Theologische Exegese ist eine gute Sache, wenn sie mit guter Theologie betrieben wird. Das ist m. E. etwa der Fall bei der »Theologie des Neuen Testaments« von U. Wilckens. Wer freilich die kirchliche Theologie des Autors nicht teilt, wird auch mit seiner Deutung des Neuen Testaments nicht zufrieden sein. Auch in dem angezeigten Band finden sich mehrere ausgezeichnete Beiträge zur theologischen Exegese des Alten wie des Neuen Testaments. G. Hallonsten schreibt über Joseph Ratzingers/Benedikts XVI. »Jesus von Nazareth« und meint: »Die Schriftauslegung Ratzingers, so scheint es mir, geht eher von der Gesamtschau des biblischen Zeugnisses aus, um die historisch-kritischen Einsichten darin möglichst gut zu integrieren. Nicht umgekehrt.« (147) Ob er den Sachverhalt mit dieser Alternative richtig erfasst hat? Er fragt sich, warum Ratzinger, wenn er vom historischen Jesus spricht, »historisch« in Anführungszeichen setzt und die Worte »im eigentlichen Sinn« hinzufügt (147 f.). Der Autor hätte daraufhin nur das erste Kapitel von A. Schweitzers »Geschichte der Leben-Jesu-Forschung« zu lesen brauchen. Dort wird »historischer Jesus« per definitionem als jener Jesus verstanden, der nur Mensch ist und von dem das Dogma von Chalcedon gerade nicht gilt. Diesen dogmatischen Sprachgebrauch lehnt Ratzinger zu Recht ab.
Von den lesenswerten Beiträgen, die jetzt noch nicht genannt wurden, sei nur noch einer herausgegriffen, dessen Thema in diesem Rahmen zunächst überraschen mag: T. Bokedal über die Nomina Sacra (263–295). Er informiert ausgezeichnet über die Forschungsgeschichte und den Forschungsstand.

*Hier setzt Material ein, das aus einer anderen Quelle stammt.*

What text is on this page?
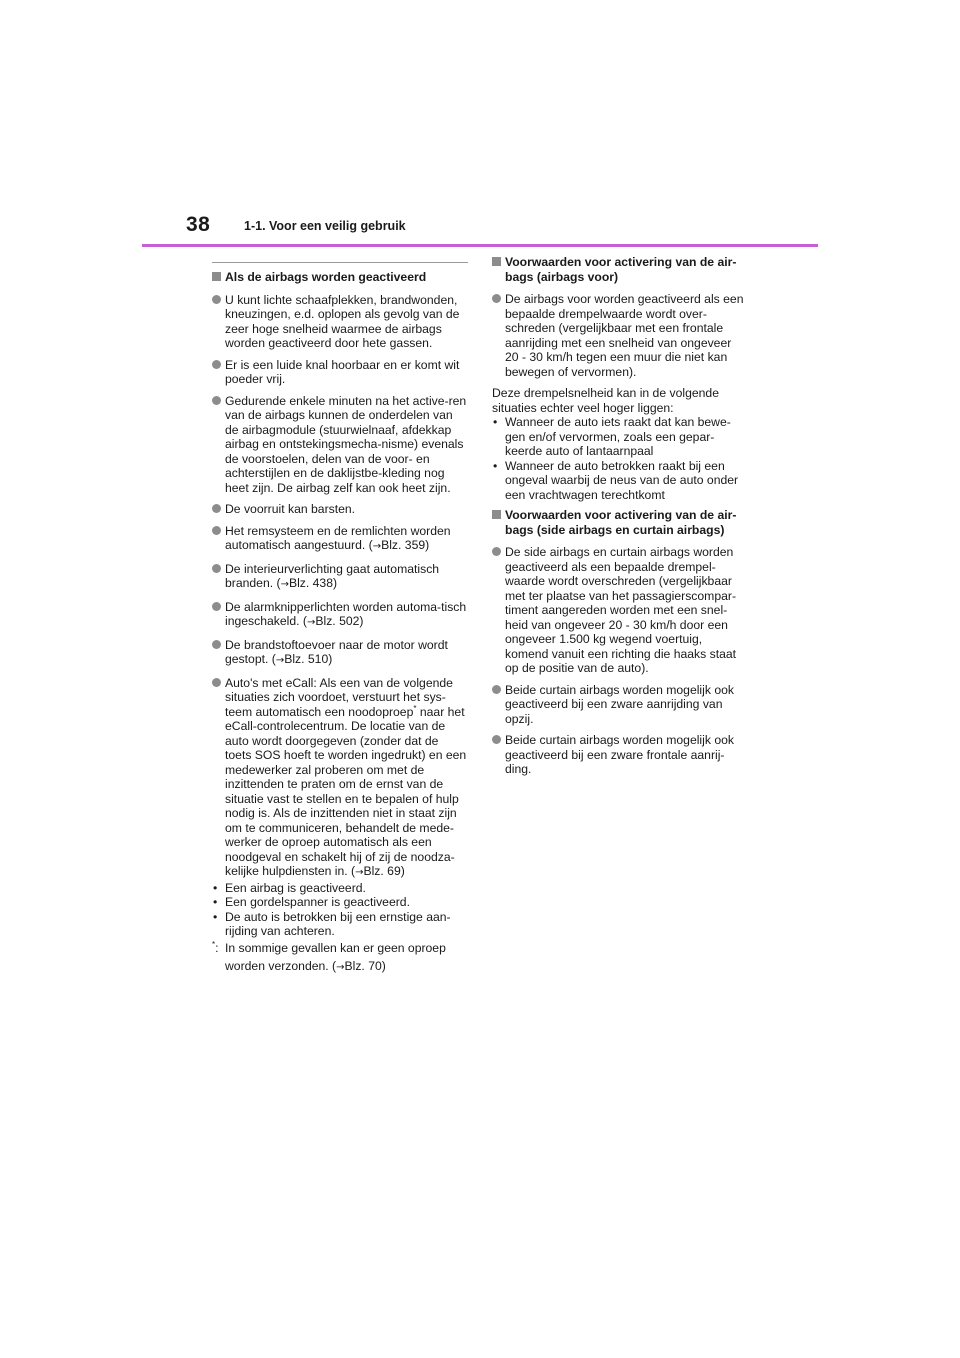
38	1-1. Voor een veilig gebruik
Als de airbags worden geactiveerd
U kunt lichte schaafplekken, brandwonden, kneuzingen, e.d. oplopen als gevolg van de zeer hoge snelheid waarmee de airbags worden geactiveerd door hete gassen.
Er is een luide knal hoorbaar en er komt wit poeder vrij.
Gedurende enkele minuten na het active-ren van de airbags kunnen de onderdelen van de airbagmodule (stuurwielnaaf, afdekkap airbag en ontstekingsmecha-nisme) evenals de voorstoelen, delen van de voor- en achterstijlen en de daklijstbe-kleding nog heet zijn. De airbag zelf kan ook heet zijn.
De voorruit kan barsten.
Het remsysteem en de remlichten worden automatisch aangestuurd. (→Blz. 359)
De interieurverlichting gaat automatisch branden. (→Blz. 438)
De alarmknipperlichten worden automa-tisch ingeschakeld. (→Blz. 502)
De brandstoftoevoer naar de motor wordt gestopt. (→Blz. 510)
Auto's met eCall: Als een van de volgende situaties zich voordoet, verstuurt het sys-teem automatisch een noodoproep* naar het eCall-controlecentrum. De locatie van de auto wordt doorgegeven (zonder dat de toets SOS hoeft te worden ingedrukt) en een medewerker zal proberen om met de inzittenden te praten om de ernst van de situatie vast te stellen en te bepalen of hulp nodig is. Als de inzittenden niet in staat zijn om te communiceren, behandelt de mede-werker de oproep automatisch als een noodgeval en schakelt hij of zij de noodza-kelijke hulpdiensten in. (→Blz. 69)
• Een airbag is geactiveerd.
• Een gordelspanner is geactiveerd.
• De auto is betrokken bij een ernstige aan-rijding van achteren.
*: In sommige gevallen kan er geen oproep
worden verzonden. (→Blz. 70)
Voorwaarden voor activering van de air-bags (airbags voor)
De airbags voor worden geactiveerd als een bepaalde drempelwaarde wordt over-schreden (vergelijkbaar met een frontale aanrijding met een snelheid van ongeveer 20 - 30 km/h tegen een muur die niet kan bewegen of vervormen).
Deze drempelsnelheid kan in de volgende situaties echter veel hoger liggen:
• Wanneer de auto iets raakt dat kan bewe-gen en/of vervormen, zoals een gepar-keerde auto of lantaarnpaal
• Wanneer de auto betrokken raakt bij een ongeval waarbij de neus van de auto onder een vrachtwagen terechtkomt
Voorwaarden voor activering van de air-bags (side airbags en curtain airbags)
De side airbags en curtain airbags worden geactiveerd als een bepaalde drempel-waarde wordt overschreden (vergelijkbaar met ter plaatse van het passagierscompar-timent aangereden worden met een snel-heid van ongeveer 20 - 30 km/h door een ongeveer 1.500 kg wegend voertuig, komend vanuit een richting die haaks staat op de positie van de auto).
Beide curtain airbags worden mogelijk ook geactiveerd bij een zware aanrijding van opzij.
Beide curtain airbags worden mogelijk ook geactiveerd bij een zware frontale aanrij-ding.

Er zeigt, wie diese Form der Ab­kürzung zum Zweck der Hervorhebung in den christlichen Skriptorien mit dem Ende des 1. oder Anfang des 2. Jh.s mit vier oder fünf Wörtern begann: Jesus, Christus, Gott, Kyrios und Pneuma, also den entscheidenden christologischen Bezeichnungen. In seinem Schluss­abschnitt zeigt der Autor an drei Beispielen, wie diese Tradition aufgegriffen wurde bei Luther, Newman und Bonhoeffer. Am Schluss stellt er die Frage, ob die fehlende Auszeichnung der Nomina Sacra in den gedruckten Bibeln von heute einen Unterschied der Lektüreweise anzeigt. M. E. müsste die ehrliche Antwort »Ja« lauten. Wer liest die Bibel heute noch als Heilige Schrift?